One of the great joys of something like this is to see people who stay natural and genuine get rewarded, while the people trying too hard to be funny get put in their place. Whether it’s the guy from the crowd shouting “Lube!” or a couple of the dudes getting a little too eager in describing things about their partners they don’t really care for, this whole process has a way of leveling out the sincere from those who are trying to dictate their own terms. If being open about their lives in public have made Leggero and Kasher better partners, it only seems fair to offer the same chance for some of the folks laughing along, as long as everyone’s a willing participant in good faith.
On its own, this particular chapter in “The Honeymoon Stand Up Special” helps solidify what makes this a fun experiment to begin with.
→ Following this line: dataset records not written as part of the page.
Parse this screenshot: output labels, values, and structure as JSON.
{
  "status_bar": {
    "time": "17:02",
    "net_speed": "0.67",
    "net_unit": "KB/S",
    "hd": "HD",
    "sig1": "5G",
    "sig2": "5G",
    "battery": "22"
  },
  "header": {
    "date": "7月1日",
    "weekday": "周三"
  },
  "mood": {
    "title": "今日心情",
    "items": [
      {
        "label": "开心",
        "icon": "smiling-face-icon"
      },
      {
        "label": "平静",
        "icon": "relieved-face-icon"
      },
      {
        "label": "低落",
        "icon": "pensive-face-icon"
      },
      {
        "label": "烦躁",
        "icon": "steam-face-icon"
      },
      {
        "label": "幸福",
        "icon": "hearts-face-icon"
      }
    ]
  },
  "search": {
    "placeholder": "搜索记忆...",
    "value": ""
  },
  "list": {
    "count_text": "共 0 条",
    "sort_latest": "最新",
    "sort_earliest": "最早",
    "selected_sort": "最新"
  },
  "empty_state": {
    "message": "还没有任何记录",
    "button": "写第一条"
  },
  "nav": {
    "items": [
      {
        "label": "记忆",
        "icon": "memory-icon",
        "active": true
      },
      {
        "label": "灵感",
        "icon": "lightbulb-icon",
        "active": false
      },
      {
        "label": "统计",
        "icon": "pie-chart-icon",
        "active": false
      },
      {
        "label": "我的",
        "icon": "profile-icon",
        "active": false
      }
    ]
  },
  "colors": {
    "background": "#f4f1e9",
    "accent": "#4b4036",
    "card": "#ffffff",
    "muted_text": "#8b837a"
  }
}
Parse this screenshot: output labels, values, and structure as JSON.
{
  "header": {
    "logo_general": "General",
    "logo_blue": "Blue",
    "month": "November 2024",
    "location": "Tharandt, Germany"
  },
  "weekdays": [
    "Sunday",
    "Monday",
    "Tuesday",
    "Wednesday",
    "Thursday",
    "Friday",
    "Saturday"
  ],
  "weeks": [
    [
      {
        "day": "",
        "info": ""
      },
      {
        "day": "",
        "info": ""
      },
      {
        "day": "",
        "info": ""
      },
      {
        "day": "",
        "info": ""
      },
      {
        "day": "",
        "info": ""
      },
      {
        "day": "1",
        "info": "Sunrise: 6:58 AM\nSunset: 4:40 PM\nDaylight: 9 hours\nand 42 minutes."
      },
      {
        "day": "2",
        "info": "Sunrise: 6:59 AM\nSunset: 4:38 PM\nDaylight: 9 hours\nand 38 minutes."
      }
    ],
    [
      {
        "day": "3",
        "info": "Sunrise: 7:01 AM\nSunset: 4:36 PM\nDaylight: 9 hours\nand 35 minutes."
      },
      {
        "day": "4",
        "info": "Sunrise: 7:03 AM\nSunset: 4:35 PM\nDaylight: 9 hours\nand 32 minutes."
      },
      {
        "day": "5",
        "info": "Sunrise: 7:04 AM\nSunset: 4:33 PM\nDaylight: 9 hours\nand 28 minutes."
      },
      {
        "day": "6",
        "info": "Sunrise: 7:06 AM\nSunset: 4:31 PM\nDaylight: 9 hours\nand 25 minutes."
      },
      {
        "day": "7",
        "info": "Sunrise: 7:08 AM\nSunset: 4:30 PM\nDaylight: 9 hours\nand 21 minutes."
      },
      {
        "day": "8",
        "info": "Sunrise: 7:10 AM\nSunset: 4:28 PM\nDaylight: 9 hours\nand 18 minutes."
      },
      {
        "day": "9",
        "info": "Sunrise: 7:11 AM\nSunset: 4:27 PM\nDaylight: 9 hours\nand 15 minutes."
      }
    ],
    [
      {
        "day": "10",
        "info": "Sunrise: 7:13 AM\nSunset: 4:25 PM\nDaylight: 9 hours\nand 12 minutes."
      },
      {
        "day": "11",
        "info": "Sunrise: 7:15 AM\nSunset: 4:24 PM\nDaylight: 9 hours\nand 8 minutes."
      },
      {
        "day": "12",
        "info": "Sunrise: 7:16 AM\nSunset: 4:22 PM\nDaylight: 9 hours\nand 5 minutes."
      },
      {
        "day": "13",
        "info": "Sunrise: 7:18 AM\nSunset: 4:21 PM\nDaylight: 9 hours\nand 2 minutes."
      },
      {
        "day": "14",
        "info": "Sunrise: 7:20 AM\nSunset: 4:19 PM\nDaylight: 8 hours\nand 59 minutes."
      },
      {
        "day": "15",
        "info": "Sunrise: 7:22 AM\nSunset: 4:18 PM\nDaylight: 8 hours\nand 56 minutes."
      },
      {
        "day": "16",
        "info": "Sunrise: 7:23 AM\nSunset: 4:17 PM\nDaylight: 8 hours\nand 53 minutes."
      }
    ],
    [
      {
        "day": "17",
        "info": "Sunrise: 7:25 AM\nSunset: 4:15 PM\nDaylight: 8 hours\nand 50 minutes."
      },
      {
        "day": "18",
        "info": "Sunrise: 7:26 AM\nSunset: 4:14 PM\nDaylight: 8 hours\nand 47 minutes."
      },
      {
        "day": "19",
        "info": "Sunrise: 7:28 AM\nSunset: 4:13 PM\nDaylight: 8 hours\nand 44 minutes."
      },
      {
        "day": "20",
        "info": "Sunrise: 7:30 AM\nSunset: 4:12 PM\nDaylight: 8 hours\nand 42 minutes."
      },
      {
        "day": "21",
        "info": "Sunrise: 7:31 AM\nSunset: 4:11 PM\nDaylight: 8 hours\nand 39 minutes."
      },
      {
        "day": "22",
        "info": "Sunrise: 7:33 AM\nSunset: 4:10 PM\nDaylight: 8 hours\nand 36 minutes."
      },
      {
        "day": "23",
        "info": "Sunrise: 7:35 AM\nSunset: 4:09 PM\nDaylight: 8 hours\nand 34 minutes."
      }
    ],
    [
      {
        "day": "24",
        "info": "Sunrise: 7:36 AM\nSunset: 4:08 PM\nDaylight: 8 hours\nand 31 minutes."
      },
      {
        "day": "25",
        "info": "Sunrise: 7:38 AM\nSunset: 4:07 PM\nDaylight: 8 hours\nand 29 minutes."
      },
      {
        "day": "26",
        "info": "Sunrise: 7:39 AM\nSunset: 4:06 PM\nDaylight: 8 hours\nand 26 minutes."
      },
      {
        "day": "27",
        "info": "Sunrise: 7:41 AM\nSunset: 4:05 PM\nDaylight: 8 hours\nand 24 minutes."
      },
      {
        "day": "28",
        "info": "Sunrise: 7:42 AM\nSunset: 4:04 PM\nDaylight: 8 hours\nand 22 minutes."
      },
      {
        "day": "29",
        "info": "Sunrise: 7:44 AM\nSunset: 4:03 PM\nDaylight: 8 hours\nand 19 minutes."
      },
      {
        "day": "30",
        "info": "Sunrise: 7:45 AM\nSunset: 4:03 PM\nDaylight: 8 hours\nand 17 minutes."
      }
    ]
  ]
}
The faint ways that both of their individual half-hour sets echo each other pop up again in this last segment. Watching them get a better understanding of each other through the things that they find funny in the moment, with people they’ve never met before, only makes that stronger.
Not all these jokes land (and, as you’d expect with a roast, it’s not hard to tell when some of these jabs hit a little too close to home). But that’s kind of in line with this whole enterprise. Within the context of a marriage or an incoming additional member of the family, it’s a time to talk about what constitutes good parenting, what makes us proud of our family or not, or the things we accept about each other.
Leggero and Kasher do land on something specific that people can either relate to or recognize shades of in themselves. Asking people about their first experiences together is a little goofy on its surface, but it’s all connected around the idea that we’re all looking for companionship in our own special way. Even a marriage built on some of the dovetailing ideas that each comedian talks about in their respective set is still ripe for discovery. The two joke about being relationship experts after one year and one pregnancy — Kasher’s also quick to point out that this is definitely not intended as a substitute for actual relationship counseling — but even that is a winking nod to the idea that no one really knows anything about relationships. So why not joke about how we’re all kind of learning as we go?
“The Honeymoon Stand Up Special” is now available on Netflix.